- Interactive map of Frontier

Restaurant information
- Established: February 10, 2011
- Owner: Pioneer Tavern Group
- Head chef: Brian Jupiter
- Location: 1072 N. Milwaukee Ave., Chicago, Illinois, 60642, United States

= Frontier (restaurant) =

Frontier is a restaurant in West Town, Chicago, Illinois, United States. It adopts a cosy setting and serves finger food as well as novelty food, such as cooked alligator meat. Frontier is run by chef Brian Jupiter and owned by Mark Domitrovich.

==Description==
Frontier is located at Noble Square in West Town, Chicago. It is run by chef Brian Jupiter, who hails from New Orleans, Louisiana.

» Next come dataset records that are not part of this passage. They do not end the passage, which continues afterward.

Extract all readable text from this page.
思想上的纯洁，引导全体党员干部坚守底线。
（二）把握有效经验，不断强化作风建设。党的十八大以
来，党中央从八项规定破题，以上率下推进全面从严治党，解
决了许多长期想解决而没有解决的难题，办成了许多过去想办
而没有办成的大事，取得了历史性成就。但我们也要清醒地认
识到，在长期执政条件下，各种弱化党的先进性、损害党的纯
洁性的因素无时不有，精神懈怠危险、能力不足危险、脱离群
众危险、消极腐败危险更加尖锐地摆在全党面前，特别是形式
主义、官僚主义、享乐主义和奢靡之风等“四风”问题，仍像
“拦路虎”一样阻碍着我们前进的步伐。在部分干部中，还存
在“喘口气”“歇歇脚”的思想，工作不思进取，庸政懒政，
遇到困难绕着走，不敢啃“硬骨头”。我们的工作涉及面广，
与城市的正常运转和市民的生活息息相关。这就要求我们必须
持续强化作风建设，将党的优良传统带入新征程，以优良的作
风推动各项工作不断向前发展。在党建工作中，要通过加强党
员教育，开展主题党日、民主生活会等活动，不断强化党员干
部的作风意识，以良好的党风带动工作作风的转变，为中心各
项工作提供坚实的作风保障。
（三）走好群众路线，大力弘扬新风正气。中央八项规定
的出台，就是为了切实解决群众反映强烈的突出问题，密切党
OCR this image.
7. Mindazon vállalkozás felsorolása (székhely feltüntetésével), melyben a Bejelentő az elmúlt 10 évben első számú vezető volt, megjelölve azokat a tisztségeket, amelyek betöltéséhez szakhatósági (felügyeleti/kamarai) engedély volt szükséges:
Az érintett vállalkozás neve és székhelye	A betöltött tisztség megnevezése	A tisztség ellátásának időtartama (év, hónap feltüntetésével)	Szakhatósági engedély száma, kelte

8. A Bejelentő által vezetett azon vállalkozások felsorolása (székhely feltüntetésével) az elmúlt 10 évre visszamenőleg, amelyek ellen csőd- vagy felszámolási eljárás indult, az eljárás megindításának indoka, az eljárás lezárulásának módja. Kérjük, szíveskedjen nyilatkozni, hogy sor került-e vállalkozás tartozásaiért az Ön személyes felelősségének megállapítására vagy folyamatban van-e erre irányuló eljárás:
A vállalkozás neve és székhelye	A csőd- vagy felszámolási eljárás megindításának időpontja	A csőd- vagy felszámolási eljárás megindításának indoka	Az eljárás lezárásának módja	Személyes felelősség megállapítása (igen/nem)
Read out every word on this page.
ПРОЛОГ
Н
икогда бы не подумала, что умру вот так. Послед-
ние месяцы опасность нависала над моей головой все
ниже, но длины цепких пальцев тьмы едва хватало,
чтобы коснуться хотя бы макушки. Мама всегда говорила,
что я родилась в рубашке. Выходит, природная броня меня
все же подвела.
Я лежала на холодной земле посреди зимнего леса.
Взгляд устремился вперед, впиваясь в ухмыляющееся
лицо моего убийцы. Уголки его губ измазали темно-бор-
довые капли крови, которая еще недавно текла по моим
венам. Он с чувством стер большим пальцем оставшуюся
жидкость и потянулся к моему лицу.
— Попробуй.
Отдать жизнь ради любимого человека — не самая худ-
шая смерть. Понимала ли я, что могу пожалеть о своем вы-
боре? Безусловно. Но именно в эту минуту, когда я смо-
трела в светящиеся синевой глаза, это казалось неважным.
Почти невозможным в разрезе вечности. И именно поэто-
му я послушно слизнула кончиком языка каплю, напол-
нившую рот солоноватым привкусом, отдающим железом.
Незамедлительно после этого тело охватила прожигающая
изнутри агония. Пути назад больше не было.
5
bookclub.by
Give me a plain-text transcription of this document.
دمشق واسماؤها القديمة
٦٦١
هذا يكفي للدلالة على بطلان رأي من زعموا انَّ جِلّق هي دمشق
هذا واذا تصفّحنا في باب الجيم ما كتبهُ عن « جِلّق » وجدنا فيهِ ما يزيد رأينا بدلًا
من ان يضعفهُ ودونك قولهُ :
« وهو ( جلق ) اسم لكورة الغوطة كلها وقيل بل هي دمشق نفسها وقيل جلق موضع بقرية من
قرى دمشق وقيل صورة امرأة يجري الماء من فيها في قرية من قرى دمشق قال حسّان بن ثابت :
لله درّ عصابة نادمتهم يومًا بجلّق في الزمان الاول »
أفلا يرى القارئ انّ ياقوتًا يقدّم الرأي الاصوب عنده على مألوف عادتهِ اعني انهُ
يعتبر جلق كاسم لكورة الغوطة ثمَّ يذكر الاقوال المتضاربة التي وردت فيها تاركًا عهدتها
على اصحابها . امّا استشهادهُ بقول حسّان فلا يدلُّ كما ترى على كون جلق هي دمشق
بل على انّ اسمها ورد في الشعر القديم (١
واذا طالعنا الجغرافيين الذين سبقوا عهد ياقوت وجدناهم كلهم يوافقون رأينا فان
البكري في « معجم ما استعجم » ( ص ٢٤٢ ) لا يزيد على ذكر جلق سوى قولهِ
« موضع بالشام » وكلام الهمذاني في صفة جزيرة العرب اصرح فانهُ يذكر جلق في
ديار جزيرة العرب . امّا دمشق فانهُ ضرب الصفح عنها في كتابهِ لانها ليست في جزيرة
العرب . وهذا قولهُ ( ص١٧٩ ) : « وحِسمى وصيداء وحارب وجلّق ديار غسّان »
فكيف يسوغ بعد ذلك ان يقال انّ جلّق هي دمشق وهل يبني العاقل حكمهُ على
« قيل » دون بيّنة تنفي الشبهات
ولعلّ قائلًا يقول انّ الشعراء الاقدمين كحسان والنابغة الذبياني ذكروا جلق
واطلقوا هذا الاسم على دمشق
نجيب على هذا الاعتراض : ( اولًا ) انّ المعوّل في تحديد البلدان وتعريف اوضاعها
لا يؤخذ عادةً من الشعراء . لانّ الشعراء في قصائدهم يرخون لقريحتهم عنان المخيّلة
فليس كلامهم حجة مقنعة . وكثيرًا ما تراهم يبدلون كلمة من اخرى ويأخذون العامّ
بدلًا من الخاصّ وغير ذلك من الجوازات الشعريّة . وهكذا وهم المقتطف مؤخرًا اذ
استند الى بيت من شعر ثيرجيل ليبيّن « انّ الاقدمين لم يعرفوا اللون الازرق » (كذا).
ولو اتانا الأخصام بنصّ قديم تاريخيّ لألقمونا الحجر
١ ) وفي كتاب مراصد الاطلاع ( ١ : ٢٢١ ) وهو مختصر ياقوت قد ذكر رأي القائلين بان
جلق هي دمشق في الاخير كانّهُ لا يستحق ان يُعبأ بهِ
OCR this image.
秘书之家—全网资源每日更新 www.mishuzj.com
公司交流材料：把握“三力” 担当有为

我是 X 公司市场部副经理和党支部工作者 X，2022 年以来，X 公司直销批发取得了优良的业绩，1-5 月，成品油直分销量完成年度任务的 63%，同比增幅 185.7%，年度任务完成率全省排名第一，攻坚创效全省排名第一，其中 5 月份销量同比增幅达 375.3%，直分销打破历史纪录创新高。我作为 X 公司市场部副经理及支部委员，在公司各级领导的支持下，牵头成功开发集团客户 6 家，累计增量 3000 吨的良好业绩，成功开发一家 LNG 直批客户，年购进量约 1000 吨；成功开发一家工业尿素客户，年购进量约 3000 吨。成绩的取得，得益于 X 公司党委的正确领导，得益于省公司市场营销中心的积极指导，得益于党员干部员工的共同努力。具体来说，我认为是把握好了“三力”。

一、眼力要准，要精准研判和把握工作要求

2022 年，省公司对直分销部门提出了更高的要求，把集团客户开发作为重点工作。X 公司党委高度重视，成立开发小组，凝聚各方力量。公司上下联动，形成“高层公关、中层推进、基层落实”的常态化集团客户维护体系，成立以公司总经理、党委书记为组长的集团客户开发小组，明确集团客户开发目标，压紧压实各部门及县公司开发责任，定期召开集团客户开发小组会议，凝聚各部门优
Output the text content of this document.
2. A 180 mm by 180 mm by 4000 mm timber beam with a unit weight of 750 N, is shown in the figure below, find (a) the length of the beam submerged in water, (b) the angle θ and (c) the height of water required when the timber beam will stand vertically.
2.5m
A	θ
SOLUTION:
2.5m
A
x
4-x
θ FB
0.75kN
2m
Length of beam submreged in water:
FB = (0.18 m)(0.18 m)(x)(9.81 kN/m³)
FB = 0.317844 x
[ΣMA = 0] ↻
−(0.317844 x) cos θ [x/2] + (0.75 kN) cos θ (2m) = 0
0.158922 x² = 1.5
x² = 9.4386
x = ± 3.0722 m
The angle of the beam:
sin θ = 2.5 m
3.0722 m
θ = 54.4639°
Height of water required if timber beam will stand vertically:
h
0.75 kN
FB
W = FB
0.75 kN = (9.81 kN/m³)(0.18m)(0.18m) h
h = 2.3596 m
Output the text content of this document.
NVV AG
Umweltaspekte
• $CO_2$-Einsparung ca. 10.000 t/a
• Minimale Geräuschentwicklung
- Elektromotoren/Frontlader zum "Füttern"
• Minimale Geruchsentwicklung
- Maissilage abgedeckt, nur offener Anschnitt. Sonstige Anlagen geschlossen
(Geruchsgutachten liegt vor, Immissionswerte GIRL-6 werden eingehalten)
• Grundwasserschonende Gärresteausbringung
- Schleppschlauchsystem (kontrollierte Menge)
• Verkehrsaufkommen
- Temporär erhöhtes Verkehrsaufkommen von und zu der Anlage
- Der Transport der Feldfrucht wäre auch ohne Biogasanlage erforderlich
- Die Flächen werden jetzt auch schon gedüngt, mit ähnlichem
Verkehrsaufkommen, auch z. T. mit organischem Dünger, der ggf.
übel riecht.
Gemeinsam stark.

Frontier is owned by Mark Domitrovich. The restaurant adopts a cosy setting.

===Menu===
Frontier offers an array of finger food and novelty food. It serves alligator on its menu. One alligator dish comprises a smoked whole alligator filled with whole chickens and other side items, and costs some few hundred dollars. Alligator ribs are also available. The restaurant also carries other smoked meat dishes, including pig and wild boar. After cooking, the whole animal dish is brought to a designated table to be divided into smaller pieces. Alcoholic drinks and oyster dishes are sold at Frontier too.